What Bottlenecks Limit the Adoption of Simulation Governance?
SAINT LOUIS, MISSOURI – October 2, 2019
The idea of simulation governance is easy to understand: The application of numerical simulation technology must be properly governed in every organization. The responsibility for simulation governance rests with board-level executives. They exercise this responsibility through setting the goals, objectives and metrics to ensure that the economic value of numerical simulation is positive. If numerical simulation is not managed properly then it can and often does lead to poor decisions that result in economic loss. There are many well-documented examples of substantial economic loss that can be attributed to lack of simulation governance and management.
Recognizing the need to clarify the issues associated with the governance and management of numerical simulation, the Simulation Governance and Management Working Group of NAFEMS has undertaken to develop a document on “What is Simulation Governance and Management”. An extract was published in the July 2019 issue of the NAFEMS quarterly Benchmark.
While the concept is easily grasped, the existence of two bottlenecks must be recognized: The first is that board-level executives generally lack the expertise to properly formulate realistic policies, expectations and metrics for numerical simulation and to assess the economic risks associated with numerical simulation activities within their organization. Therefore it is necessary to engage outside consultants who have proper credentials and experience. The problem is that it is extremely difficult to find consultants who are competent in this area. This is because there are very few experts in numerical simulation and the consultant must also understand the intricacies of corporate change management.
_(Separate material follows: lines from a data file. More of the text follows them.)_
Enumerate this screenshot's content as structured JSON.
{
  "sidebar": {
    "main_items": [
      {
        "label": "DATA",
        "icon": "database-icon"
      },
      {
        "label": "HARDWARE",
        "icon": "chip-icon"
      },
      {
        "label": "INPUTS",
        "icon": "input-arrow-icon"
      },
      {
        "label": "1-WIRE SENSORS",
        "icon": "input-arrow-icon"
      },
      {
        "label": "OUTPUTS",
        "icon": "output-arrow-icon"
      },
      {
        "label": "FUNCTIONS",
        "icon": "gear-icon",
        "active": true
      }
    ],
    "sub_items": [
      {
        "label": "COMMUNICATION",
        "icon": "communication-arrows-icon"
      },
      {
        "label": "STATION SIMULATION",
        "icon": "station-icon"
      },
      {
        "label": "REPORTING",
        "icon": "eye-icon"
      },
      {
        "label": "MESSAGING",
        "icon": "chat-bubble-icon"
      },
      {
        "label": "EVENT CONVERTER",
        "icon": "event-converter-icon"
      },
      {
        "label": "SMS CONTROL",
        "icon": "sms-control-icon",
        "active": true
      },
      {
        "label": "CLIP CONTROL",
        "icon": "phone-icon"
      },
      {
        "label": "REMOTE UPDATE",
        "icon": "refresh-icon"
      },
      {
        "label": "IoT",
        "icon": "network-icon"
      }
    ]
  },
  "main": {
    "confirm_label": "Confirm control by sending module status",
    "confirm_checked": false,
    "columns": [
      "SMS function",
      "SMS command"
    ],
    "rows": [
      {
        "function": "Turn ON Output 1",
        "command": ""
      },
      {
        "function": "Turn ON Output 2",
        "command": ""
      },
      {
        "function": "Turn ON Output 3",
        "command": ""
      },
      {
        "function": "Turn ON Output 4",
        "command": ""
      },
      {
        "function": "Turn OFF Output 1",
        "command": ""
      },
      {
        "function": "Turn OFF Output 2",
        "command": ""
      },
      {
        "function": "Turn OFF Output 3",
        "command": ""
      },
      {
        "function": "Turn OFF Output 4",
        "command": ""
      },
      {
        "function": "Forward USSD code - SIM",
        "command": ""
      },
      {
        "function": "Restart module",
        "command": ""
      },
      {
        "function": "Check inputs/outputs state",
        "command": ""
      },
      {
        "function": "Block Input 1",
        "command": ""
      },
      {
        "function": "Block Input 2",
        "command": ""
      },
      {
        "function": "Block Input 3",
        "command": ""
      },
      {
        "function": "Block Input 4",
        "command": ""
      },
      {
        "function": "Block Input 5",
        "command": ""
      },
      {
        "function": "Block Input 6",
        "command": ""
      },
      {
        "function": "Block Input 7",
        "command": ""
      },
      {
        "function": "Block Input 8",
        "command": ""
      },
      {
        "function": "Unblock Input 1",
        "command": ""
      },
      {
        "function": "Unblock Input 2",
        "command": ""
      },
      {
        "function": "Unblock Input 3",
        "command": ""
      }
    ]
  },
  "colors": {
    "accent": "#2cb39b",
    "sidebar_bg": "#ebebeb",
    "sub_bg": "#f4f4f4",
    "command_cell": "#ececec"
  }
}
The second bottleneck is that, with very rare exceptions, the technical staff do not have a clear understanding of what numerical simulation is. There are historical reasons for this: The primary tool of numerical simulation is the finite element method. The legacy finite element codes, whose origins can be traced to the 1960’s and 70’s, were not designed to support numerical simulation. In fact, numerical simulation, as the term is understood today, did not yet exist at that time.
An essential aspect of numerical simulation is that mathematical models must be formulated independently from how the numerical solution is obtained. In contrast, legacy finite element software tools have the model definition and approximation conflated in their element libraries, making it very difficult, at times impossible, to separate model form errors from numerical approximation errors. As a consequence, solution verification and model validation, which are essential elements of numerical simulation, cannot be reliably performed.
To eliminate this bottleneck it will be necessary to re-train the technical staff so that they will become proficient in the use of quality assurance procedures in numerical simulation.
Management should also seek professional advice on the benefits and risks associated with Democratization of Simulation which must be subject to the rules of simulation governance. The term means that numerical simulation tools are made available to engineers who do not have expertise in numerical simulation. The goal is to increase productivity without sacrificing reliability through standardization of recurring numerical simulation tasks. These tools must be carefully designed, tested and certified by experts for safe and efficient use.
The reasons why democratization tools should not be deployed without meeting the technical requirements of simulation governance are outlined in a 2018 presentation as well as in a joint webinar hosted by ESRD & Revolution in Simulation.
 NAFEMS is the International Association for the Engineering Modelling, Analysis and Simulation Community. The parent organization was the National Agency for Finite Element Methods and Standards, established in the UK in 1983 with the objective to promote the safe and reliable use of finite element and related technology.
NASA Standard 7009: This NASA Technical Standard provides an approved set of requirements, recommendations, and criteria with which models and simulations (M&S) may be developed, accepted, and used in support of NASA activities.
Szabó B and Actis R. Simulation governance: Technical requirements for mechanical design. Computer Methods in Applied Mechanics and Engineering. 249-252, 158-168, 2012.